I’m Wendy. I am 4 ft 9” with Cerebral Palsy. I have two hearing aids, walk not very far with two sticks. So far, so descriptive. My disability does not define my happiness. I am a high achiever, like my dear papa. Four cats, four guinea pigs. I drive and I work full time. I have a house and a husband.
“Am I happy?” It reverberates around my brain. Why wouldn’t I be happy? My answer, at the time, through an alcohol induced haze, was that I saw my disability as a gift. I also said, at the time, that if there was a “cure” I wouldn’t take it. I’m 46 now. That’s a lot of years for me to figure stuff out.
Being disabled has meant an awful lot of being sat on the side-lines, and an awful lot of deep frustration. I wanted to be a solicitor and got as far as Law Society Finals. I didn’t like the lifestyle or expectations. I fell into Housing Management and there, more or less, I have stayed. But I digress.

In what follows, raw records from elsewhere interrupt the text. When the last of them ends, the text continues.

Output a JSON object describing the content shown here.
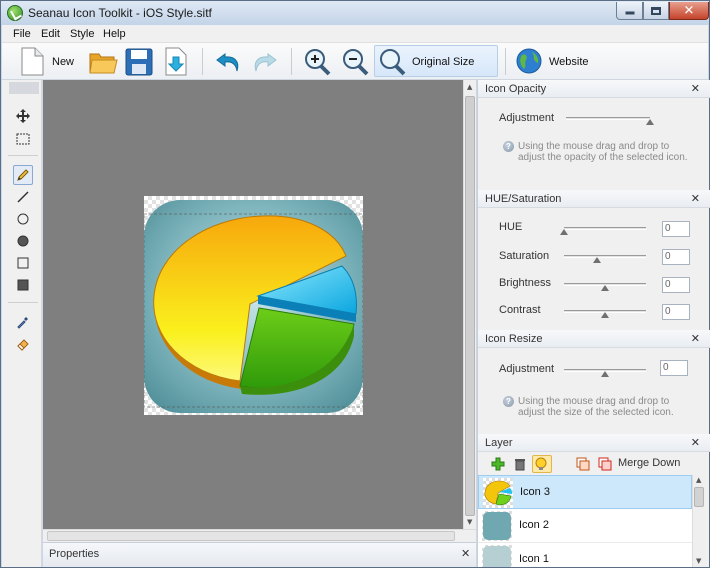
{
  "window": {
    "title": "Seanau Icon Toolkit - iOS Style.sitf"
  },
  "menu": [
    "File",
    "Edit",
    "Style",
    "Help"
  ],
  "toolbar": {
    "new_label": "New",
    "original_size_label": "Original Size",
    "website_label": "Website"
  },
  "tools": [
    "move-icon",
    "marquee-select-icon",
    "pencil-icon",
    "line-icon",
    "ellipse-icon",
    "filled-ellipse-icon",
    "rectangle-icon",
    "filled-rectangle-icon",
    "eyedropper-icon",
    "eraser-icon"
  ],
  "properties": {
    "title": "Properties"
  },
  "panels": {
    "opacity": {
      "title": "Icon Opacity",
      "adjustment_label": "Adjustment",
      "hint": "Using the mouse drag and drop to adjust the opacity of the selected icon.",
      "level": 1.0
    },
    "hue_saturation": {
      "title": "HUE/Saturation",
      "rows": [
        {
          "label": "HUE",
          "value": "0",
          "level": 0.0
        },
        {
          "label": "Saturation",
          "value": "0",
          "level": 0.4
        },
        {
          "label": "Brightness",
          "value": "0",
          "level": 0.5
        },
        {
          "label": "Contrast",
          "value": "0",
          "level": 0.5
        }
      ]
    },
    "resize": {
      "title": "Icon Resize",
      "adjustment_label": "Adjustment",
      "value": "0",
      "hint": "Using the mouse drag and drop to adjust the size of the selected icon.",
      "level": 0.5
    },
    "layer": {
      "title": "Layer",
      "merge_label": "Merge Down",
      "layers": [
        {
          "name": "Icon 3",
          "selected": true
        },
        {
          "name": "Icon 2",
          "selected": false
        },
        {
          "name": "Icon 1",
          "selected": false
        }
      ]
    }
  },
  "colors": {
    "canvas_bg": "#7f7f7f",
    "selection": "#cde8fb",
    "icon_bg": "#6fa8b0",
    "pie_yellow": "#f2c20a",
    "pie_green": "#7ad51e",
    "pie_cyan": "#23c6ef"
  }
}
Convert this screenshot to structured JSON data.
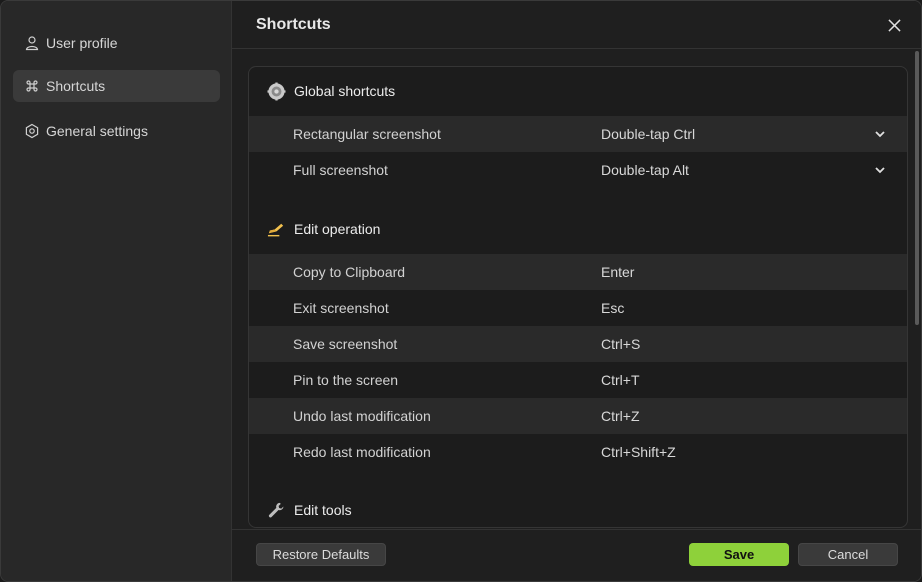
{
  "sidebar": {
    "items": [
      {
        "label": "User profile",
        "icon": "user-icon"
      },
      {
        "label": "Shortcuts",
        "icon": "command-icon",
        "active": true
      },
      {
        "label": "General settings",
        "icon": "hexagon-settings-icon"
      }
    ]
  },
  "header": {
    "title": "Shortcuts",
    "close_icon": "close-icon"
  },
  "sections": [
    {
      "title": "Global shortcuts",
      "icon": "gear-icon",
      "rows": [
        {
          "label": "Rectangular screenshot",
          "value": "Double-tap Ctrl",
          "dropdown": true
        },
        {
          "label": "Full screenshot",
          "value": "Double-tap Alt",
          "dropdown": true
        }
      ]
    },
    {
      "title": "Edit operation",
      "icon": "writing-hand-icon",
      "rows": [
        {
          "label": "Copy to Clipboard",
          "value": "Enter"
        },
        {
          "label": "Exit screenshot",
          "value": "Esc"
        },
        {
          "label": "Save screenshot",
          "value": "Ctrl+S"
        },
        {
          "label": "Pin to the screen",
          "value": "Ctrl+T"
        },
        {
          "label": "Undo last modification",
          "value": "Ctrl+Z"
        },
        {
          "label": "Redo last modification",
          "value": "Ctrl+Shift+Z"
        }
      ]
    },
    {
      "title": "Edit tools",
      "icon": "wrench-icon",
      "rows": []
    }
  ],
  "footer": {
    "restore_label": "Restore Defaults",
    "save_label": "Save",
    "cancel_label": "Cancel"
  },
  "colors": {
    "accent": "#8ed13a",
    "background": "#1f1f1f",
    "sidebar": "#282828"
  }
}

Happiness – hell of a big word that one. Not joining in, meant a lot of people watching. I’m quite intuitive, I’m a natural “carer” and like being there for others. My personality, I think, creates happiness. That comes from the hard work which goes in; to not giving up each day, learning from the dating disasters, generating a positive outlook against the failures at work, when people have just been downright patronising. It has also meant I can be abrasive, I’m impatient with others. I sometimes just think, what is the point of constantly explaining myself… society is too busy to listen.
Yes, overall, I’m happy. I like being me. I see no need to “change” and my dear Dad, I certainly didn’t want to be anyone else and I don’t want to be cured. I am me. My disability has added bits, just like it has taken away bits. I’m just sorry you never understood the gift you and Mum gave me. Perhaps that was why you were so lonely.